For the first time since the death of Chairman Mao four decades ago, a leadership personality cult is emerging in China. You can see it in Beijing’s streets, where President Xi Jinping’s face appears on posters on bus stops, next to those of revolutionary war heroes. Scarlet banners fly with bold white letters saying: ‘Continue Achieving the Successes of Socialism… with Comrade Xi Jinping at the core’. The city has this week been hosting the Communist Party Congress, during which Xi was affirmed for a second (and supposedly final) five-year term. But it looks and feels like a coronation.
To those who remember Mao’s iron-fisted rule and the cult around him, the emerging Xi cult might seem like a great leap backwards. After Mao’s death in 1976, the Party made plain that it was leaving behind, at some considerable speed, the nightmare years of the Cultural Revolution when child was set upon parent, student upon teacher, and neighbour upon neighbour. It was blamed on Mao Zedong, who had unfettered rule, being swayed by bad advice.
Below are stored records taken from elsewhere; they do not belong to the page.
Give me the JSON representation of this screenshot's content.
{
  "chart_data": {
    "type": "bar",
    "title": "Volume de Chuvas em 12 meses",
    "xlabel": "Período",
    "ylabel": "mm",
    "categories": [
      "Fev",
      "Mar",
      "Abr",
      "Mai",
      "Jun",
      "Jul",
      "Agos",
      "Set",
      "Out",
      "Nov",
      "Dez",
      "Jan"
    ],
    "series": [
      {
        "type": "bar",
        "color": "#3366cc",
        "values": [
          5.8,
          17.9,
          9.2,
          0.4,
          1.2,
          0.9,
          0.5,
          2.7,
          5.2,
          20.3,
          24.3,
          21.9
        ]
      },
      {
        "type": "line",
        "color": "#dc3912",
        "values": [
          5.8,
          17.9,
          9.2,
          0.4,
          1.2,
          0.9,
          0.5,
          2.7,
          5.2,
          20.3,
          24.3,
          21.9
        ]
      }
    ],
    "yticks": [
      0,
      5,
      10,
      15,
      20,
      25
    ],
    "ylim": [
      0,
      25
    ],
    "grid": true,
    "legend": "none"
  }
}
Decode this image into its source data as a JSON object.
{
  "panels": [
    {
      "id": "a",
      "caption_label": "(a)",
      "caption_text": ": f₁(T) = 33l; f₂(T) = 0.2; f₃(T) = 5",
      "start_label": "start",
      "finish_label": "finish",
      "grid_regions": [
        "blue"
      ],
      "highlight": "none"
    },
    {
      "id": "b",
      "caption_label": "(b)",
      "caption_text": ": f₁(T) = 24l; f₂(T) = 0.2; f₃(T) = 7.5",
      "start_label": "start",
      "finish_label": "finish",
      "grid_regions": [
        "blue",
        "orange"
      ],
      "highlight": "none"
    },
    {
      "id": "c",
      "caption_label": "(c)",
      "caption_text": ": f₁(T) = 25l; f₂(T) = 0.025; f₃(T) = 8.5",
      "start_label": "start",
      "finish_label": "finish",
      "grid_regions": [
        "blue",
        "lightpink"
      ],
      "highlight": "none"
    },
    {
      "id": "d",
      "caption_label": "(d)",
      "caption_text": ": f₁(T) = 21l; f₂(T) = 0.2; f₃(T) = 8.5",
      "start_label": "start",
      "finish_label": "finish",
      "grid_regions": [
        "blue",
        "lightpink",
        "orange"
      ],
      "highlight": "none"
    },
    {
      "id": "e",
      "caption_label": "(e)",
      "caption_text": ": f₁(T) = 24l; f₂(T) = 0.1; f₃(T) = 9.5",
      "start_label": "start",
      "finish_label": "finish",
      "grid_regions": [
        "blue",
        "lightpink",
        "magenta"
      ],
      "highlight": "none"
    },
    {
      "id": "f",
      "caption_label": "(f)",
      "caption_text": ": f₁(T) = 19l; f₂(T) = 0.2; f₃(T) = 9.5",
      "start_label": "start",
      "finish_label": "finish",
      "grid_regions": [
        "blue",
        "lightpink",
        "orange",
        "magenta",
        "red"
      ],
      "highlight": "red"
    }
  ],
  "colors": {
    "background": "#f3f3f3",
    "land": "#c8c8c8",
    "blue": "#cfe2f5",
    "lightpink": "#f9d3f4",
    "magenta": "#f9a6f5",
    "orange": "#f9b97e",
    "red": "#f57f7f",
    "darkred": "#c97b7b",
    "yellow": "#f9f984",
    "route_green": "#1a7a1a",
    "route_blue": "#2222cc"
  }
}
So no president since him has served for more than two terms — and it is a mark of Chinese modernity that the reins of power were passed from one president to the next without tearing the country apart.
It ought to be unthinkable that in today’s China, a personality cult should be right around the corner. Yet the past five years of Xi’s tenure have been softening up the Chinese people and leadership to accept this. Of course, Chinese leaders have always tended to attract adulation: ancient emperors were once known as ‘sons of heaven’, and modern Chinese leaders have been always and everywhere praised for their incredible ability to rule, their omniscient foresight, their unbounded benevolence.